Нет, Рыженькая не могла больше сдержаться: он едва остановил ее рыданья. Остановить хохот оказалось куда труднее. Наконец Рыженькая успокоилась, и в наступившей тишине Дуров пояснил:

Обозначает этот вой — Переведу я осторожно. — Что бедный наш мастеровой Живет, как… хуже невозможно! Днем – тяжкий, непосильный труд, А ночью – грязь и вонь барака, Детишки впроголодь… Да тут Завоет даже и…

Не дожидаясь нужного слова, Рыженькая взвыла.

– Со-ба-ка! – рявкнули сотни глоток на галерке.

– А фабриканту – наплевать, – продолжал Дуров, —

Как этой вот хавронье жирной. Ему бы лишь барыш сорвать, А дальше – хоть потоп всемирный… Позорит он двадцатый век И превращает жизнь в клоаку. Назвать, кто этот человек? Боюсь, обидится собака!..

Господи, что творилось!

Выла Рыженькая, орало верхотурье, электрическая проводка трепетала, мигали лампы…

– Бра-а-а-во! – неслось, вырывалось наружу, и вздрагивали извозчичьи лошади, перебирали ушами, испуганно косили глаза на полотняный купол шапито, красновато светящийся во мраке, как восходящая над городом фантастическая планета…

– Бра-а-а-во! Ду-у-ров!!

– Бра-а-а-во!!

Губернатор испытывал некоторую неловкость.

То, что вчера произошло в цирке, требовало безусловного осуждения и принятия административных мер по отношению к артисту.

Номер с поющей собакой и, главное, сопроводительные стишки являли собой или, лучше сказать, демонстрировали… что? Что являли? Что демонстрировали?

– Да что же-с, – вздохнул срочно вызванный полицмейстер, – чистая пропаганда, ваше превосходительство. Откровенная, доложу я вам, и зловредная. Вот что-с.

– И какая бестактность, подумайте!

Подагрически прихрамывая, губернатор пошагал по просторному кабинету.

– Живет, подумайте, в городе, где все– так расположены к нему… Да я сам… Кто бы мог предположить? Ах, какая бестактность! Что теперь прикажете предпринять? Что?

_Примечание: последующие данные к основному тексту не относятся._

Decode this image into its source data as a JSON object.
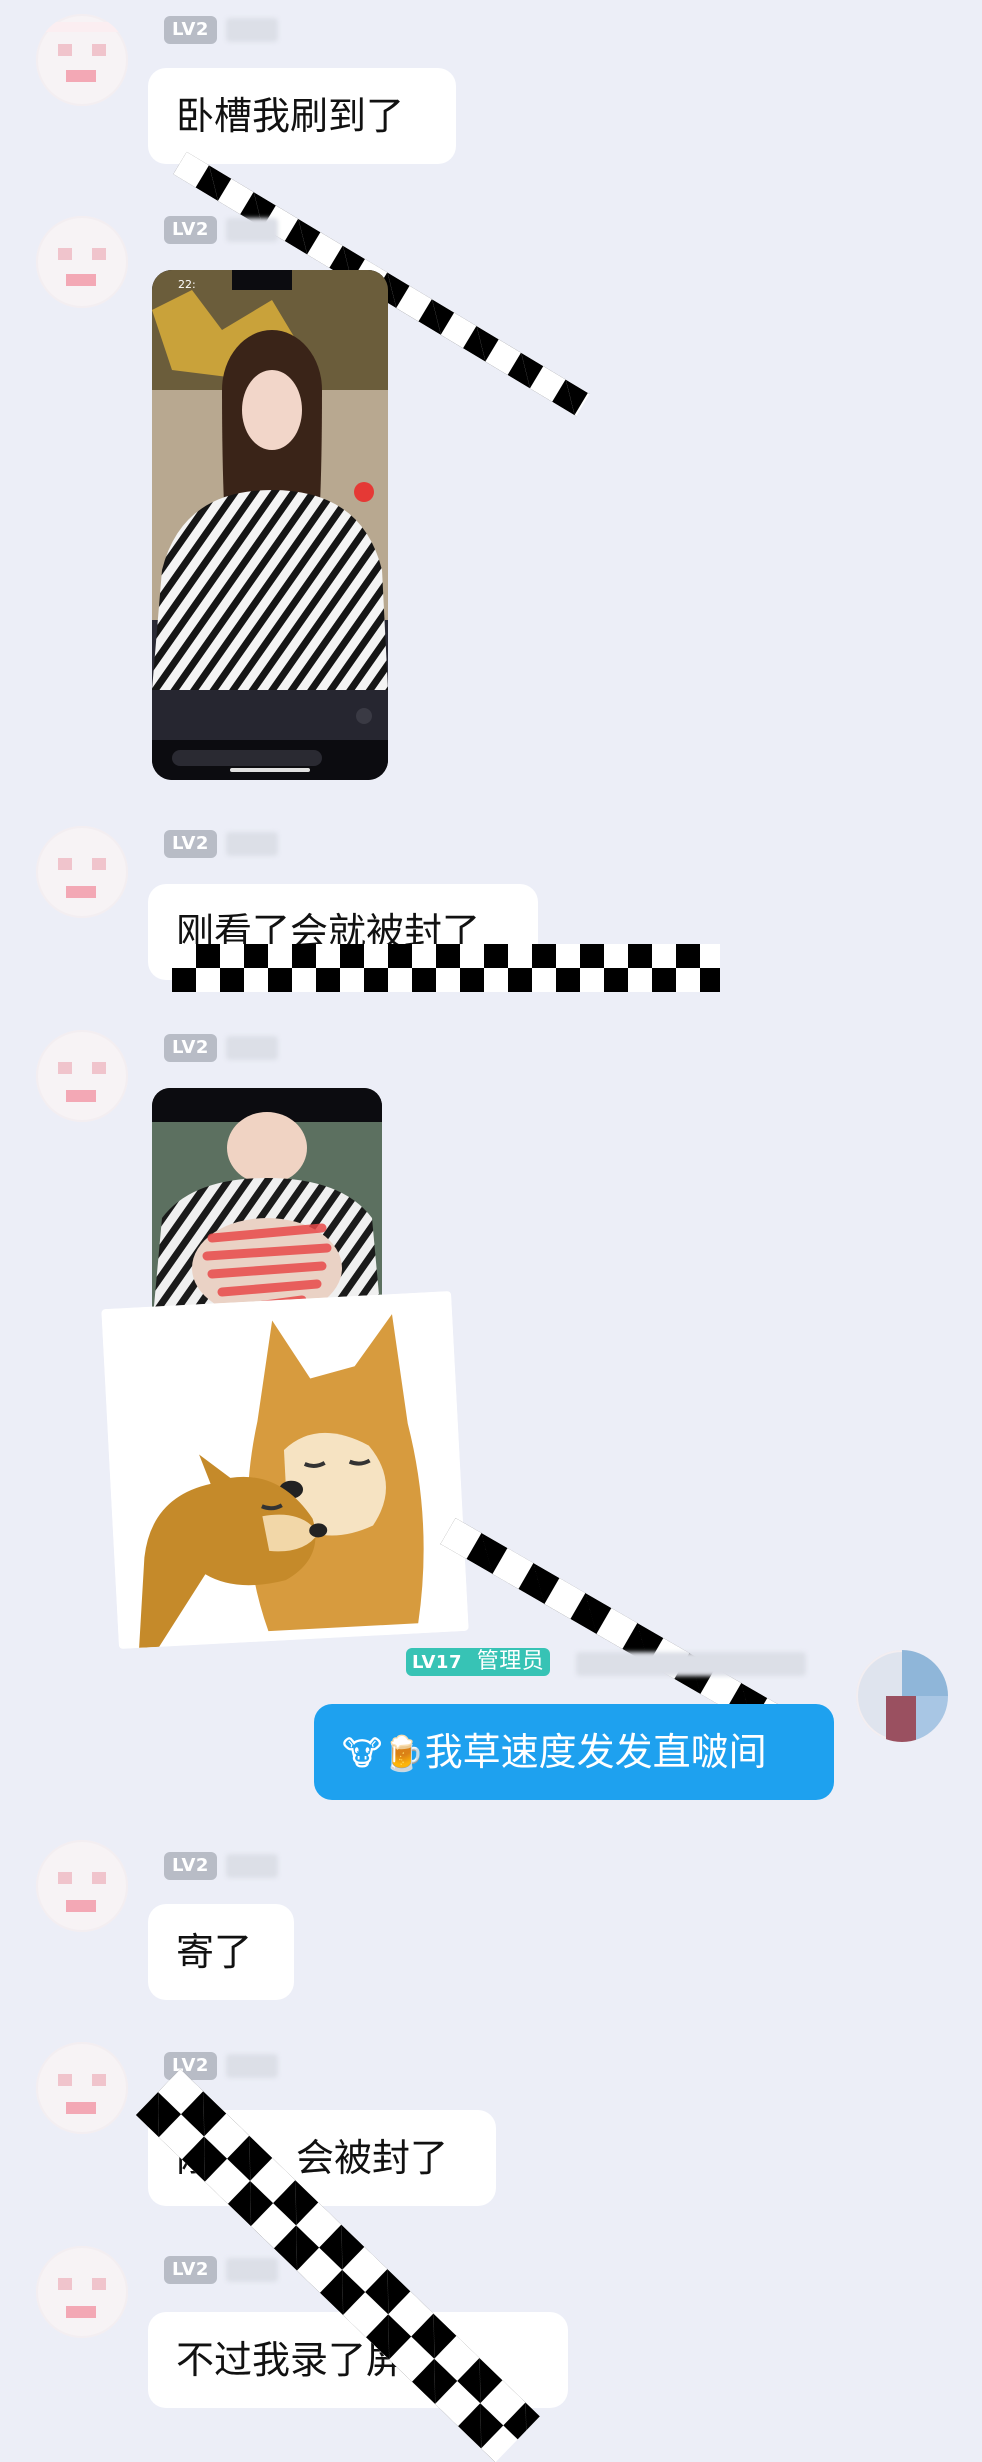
{
  "messages": [
    {
      "level": "LV2",
      "text": "卧槽我刷到了"
    },
    {
      "level": "LV2",
      "image": "livestream-screenshot",
      "overlay_text": "22:"
    },
    {
      "level": "LV2",
      "text": "刚看了会就被封了"
    },
    {
      "level": "LV2",
      "image": "censored-video-frame",
      "sticker": "doge-hug-sticker"
    },
    {
      "level": "LV17",
      "role": "管理员",
      "emoji": "🐮🍺",
      "text": "我草速度发发直啵间"
    },
    {
      "level": "LV2",
      "text": "寄了"
    },
    {
      "level": "LV2",
      "text": "刚",
      "text_after": "会被封了"
    },
    {
      "level": "LV2",
      "text": "不过我录了屏我"
    }
  ],
  "colors": {
    "background": "#eceef7",
    "bubble": "#ffffff",
    "my_bubble": "#1ea1ef",
    "level_badge": "#b8bcc6",
    "admin_badge": "#37c3b5"
  }
}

– Пресечь, ваше превосходительство!

– Да, но в какой форме? Я затрудняюсь…

– Ничего, ваше превосходительство, найдем и форму. Изволите приказать?

– Ах, нет, пожалуй… я сам. Мне, знаете, не хотелось бы…

«Чего он разводит антимонию? – недоумевал полицмейстер. – Дело бывалое: раз-два, и будьте любезны-с, в двадцать четыре часа!»

– Нет, что вы! Поступить таким образом невозможно… Дело в том…

Но разве этот полицейский истукан, эта современная тень Держиморды поймет…

Чувствительный губернатор похромал еще немного взад-вперед – от стола к окну, от окна к столу.

– Впредь до моего распоряжения, – сказал начальственно, отпуская истукана.

Дело в том…

Дело в том, что не далее как на прошлой неделе его превосходительство сам, собственной персоной, нанес визит известному, несравненному и прочее и прочее… дражайшему Анатолию Леонидовичу в его доме на Мало-Садовой, где чрезвычайно приятно провел час или даже больше, любуясь коллекциями и устройством усадьбы, столь удивительно и непостижимо преобразившей захудалую улицу…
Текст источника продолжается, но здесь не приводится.